My old ways refuse to work anymore, which I hadn't really realized, it's time to say, "from this moment forward." This attitude is the least sentimental and least narcissistic attitude I can come up with. I should know, I'm a sentimental narcissist.

I should know, I've been there. I should know, I've done that. I should know, I should know.

Bad jokes are actually quite multifaceted in obvious ways, which lends to appreciation but they entirely lack misunderstanding, which, as Jung says, is crucial to being a Nietzschean philosopher of the future. The spell check says Nietzschean is not a word, I should know, I saw some of Little Miss Sunshine.

Putting non-existent stress on oneself is for me a way to put myself in a place where I can to my best kind of work (in the clutch). But to continue to put on stress without relief and to live in a state of perpetual stress is very bad for anyone! Therefore, one should not necessarily do what one is best at. Built up stress and relieved stress are the two extremes of my bipolar self.
The doctors tell me bipolar disorder is any oppositional feelings, not just manic and depressed. The committee (in the brain) is not willing to make a compromise, it is in a state of listening to itself but getting caught in the feeling of one isn't necessarily more significant than the other.

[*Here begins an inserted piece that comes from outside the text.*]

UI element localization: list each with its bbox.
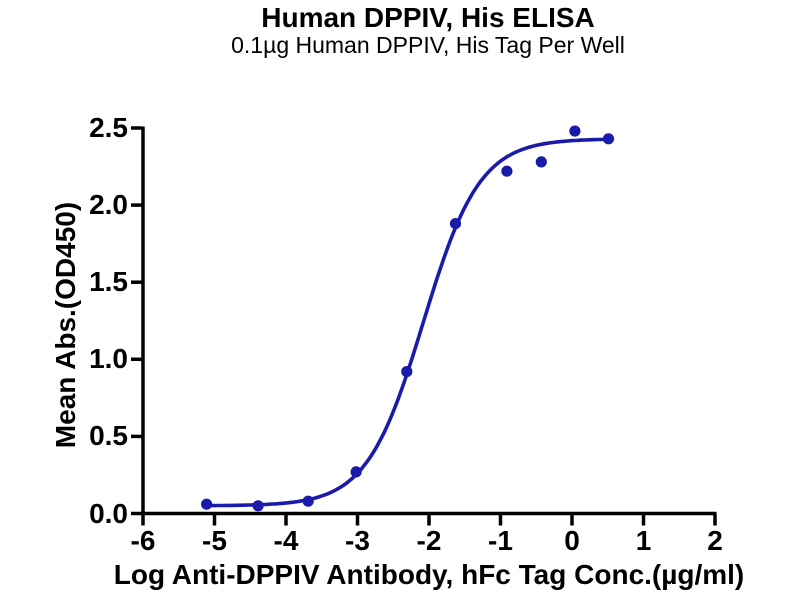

There must not be all that much too see! If one forgets or refuses to remember, "all" becomes lesser and lesser, until you can put it in Al Gore's lock-box. I feel less like I forget and more like I refuse to remember. All this under the veil that I am constantly trying to understand myself. I must contemplate that which is most deeply wrong with me.

I appreciate all brain food (provided it is digestible).

I want to pay my dues all at once, its tough, but thats the way I wish it were.

Flies have consciousness of space-time.

What is the key to life? Adaptation; staring at the horizon. Why I love the beach? The tides are regulated by an unseen force, each wave is powerful and different. I feel like eternity is more unattainable than haunting now-days. There is much less urgency, but my most important goals have not yet been reached.

My useful lie: telling myself I'll be out in 30 days.

The fan mirrors the wind, yet is unreceptive, does what it was made for without interference.

A sports fan is like a fan.

Horses probably hate being ridden. When they walk it is both glorious and laborious, huge strides.

I promise not to lose you, journal.

Blog, you can't be lost, I don't like that. You're always around, waiting for me. You should gain my respect rather than demand it, fool.

I don't like the idea of having your senses fit reality either, because how valuable are your senses anyway? The best sensory perception, in that line, is not one that can taste, or, rather, endure the bad tastes and consequently have a huge repertoire, but one which can delicately differentiate let's say, the smell of a good orchid and a great one, which others may not be able to sense!

Friday, July 20, 2007

I'm Back

Sorry for being gone for so long, I've been in drug rehab since the middle of May, and have loads of new material which will be posted here very soon!